A long-delayed paper on the connection between chronic fatigue syndrome and XMRV (xenotropic murine leukemia virus-related virus) finally surfaced last week in PNAS. Astute readers may recall that XMRV has also been linked to prostate cancer.

Detecting XMRV in prostate tissue. A variety of assays (neutralizing antibodies, polymerase chain reaction or fluorescence in situ hybridization) may be used to look for XMRV

The twist from last week’s paper is that the NIH/FDA team, led by Harvey Alter, didn’t find viruses all with the same sequence in chronic fatigue patients. Instead, they found a cluster of closely related, but different, viruses. While confusing, these results may explain why tests for the presence of the virus that are based on viral DNA sequences may have generated varying (and conflicting) results. An alternative assay based on antibodies, such as the one urologist John Petros and colleagues at Emory developed, may be useful because it casts a wider net.

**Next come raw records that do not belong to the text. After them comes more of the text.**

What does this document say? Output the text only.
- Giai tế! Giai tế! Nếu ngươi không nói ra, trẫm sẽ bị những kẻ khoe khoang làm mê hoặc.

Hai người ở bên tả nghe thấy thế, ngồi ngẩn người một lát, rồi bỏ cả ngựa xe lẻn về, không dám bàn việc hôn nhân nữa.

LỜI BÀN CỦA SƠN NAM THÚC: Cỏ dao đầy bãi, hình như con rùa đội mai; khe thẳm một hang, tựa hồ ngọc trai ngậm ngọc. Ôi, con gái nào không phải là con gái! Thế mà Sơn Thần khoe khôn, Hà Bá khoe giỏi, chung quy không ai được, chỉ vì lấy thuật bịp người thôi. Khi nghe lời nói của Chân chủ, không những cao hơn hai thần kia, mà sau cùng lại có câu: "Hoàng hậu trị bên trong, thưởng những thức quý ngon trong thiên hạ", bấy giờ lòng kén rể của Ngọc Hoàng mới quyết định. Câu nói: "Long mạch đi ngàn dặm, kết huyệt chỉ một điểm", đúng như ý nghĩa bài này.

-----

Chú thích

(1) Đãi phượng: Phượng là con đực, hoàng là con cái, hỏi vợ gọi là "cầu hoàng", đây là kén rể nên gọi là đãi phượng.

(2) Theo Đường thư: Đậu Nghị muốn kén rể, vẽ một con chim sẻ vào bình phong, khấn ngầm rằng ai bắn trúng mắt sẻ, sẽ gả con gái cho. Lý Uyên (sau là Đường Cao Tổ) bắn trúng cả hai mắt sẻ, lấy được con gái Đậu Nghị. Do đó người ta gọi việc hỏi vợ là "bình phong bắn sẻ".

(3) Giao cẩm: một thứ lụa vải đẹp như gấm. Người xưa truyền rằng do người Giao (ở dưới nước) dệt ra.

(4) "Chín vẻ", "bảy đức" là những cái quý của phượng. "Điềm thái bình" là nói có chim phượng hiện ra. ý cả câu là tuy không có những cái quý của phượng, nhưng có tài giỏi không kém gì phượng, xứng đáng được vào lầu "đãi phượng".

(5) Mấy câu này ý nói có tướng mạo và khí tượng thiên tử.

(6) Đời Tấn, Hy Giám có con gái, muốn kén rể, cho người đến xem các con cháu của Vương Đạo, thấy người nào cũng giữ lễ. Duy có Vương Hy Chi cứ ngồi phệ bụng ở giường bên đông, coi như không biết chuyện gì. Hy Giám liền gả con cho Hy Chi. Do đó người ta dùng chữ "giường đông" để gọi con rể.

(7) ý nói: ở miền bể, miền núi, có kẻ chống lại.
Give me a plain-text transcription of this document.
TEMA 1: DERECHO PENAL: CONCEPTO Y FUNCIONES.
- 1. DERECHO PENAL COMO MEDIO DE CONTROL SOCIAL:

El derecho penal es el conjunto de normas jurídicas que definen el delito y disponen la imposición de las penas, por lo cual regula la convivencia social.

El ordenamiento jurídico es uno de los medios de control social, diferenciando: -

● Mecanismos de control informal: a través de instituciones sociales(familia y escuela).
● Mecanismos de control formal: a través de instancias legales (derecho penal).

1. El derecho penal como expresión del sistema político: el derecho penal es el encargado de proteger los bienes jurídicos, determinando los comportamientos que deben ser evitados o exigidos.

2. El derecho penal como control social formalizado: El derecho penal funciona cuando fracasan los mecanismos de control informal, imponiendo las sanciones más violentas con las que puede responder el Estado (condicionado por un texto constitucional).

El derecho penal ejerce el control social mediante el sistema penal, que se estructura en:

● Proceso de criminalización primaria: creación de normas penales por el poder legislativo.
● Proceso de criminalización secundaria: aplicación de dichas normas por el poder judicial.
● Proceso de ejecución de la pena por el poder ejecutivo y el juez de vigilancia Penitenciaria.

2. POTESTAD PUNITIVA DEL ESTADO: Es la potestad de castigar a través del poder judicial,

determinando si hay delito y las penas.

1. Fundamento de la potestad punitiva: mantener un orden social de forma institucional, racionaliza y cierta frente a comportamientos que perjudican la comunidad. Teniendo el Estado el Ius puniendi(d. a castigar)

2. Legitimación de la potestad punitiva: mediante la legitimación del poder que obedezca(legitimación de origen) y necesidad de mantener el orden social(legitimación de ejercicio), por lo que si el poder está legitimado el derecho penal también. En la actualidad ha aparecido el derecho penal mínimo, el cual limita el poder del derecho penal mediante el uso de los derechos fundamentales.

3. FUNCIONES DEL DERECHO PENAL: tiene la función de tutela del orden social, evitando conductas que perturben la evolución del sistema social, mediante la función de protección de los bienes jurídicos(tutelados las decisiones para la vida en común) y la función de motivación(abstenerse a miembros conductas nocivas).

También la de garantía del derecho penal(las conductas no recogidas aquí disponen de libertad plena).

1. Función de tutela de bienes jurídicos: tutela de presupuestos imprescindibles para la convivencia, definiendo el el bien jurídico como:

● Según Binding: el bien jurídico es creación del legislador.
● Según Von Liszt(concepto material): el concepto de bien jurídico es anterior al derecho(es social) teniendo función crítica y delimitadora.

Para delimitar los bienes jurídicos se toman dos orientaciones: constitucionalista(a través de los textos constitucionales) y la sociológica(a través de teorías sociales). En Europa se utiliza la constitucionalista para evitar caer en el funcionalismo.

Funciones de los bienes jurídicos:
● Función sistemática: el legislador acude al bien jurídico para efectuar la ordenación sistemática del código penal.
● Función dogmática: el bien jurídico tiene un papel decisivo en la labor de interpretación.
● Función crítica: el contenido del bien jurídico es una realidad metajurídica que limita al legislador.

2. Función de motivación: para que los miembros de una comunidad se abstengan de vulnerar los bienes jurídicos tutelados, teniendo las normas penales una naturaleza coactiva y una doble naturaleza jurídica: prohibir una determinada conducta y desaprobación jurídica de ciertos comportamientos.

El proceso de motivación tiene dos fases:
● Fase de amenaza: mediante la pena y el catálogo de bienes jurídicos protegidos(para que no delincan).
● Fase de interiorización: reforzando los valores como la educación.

Pathologist Hinh Ly has been diving into the XMRV field, with a recent paper in Journal of Virology describing what “gateway” (receptor) molecule the virus uses to sneak into cells and what kinds of cells in the prostate it can infect.

In a collaboration with Ila Singh at the University of Utah, antiviral drug expert Raymond Schinazi has found that a number of drugs active against HIV also stop XMRV. This offers some hope that if doctors can detect members of the XMRV family, and figure out what they’re up to, they might be able to combat the troublemakers as well.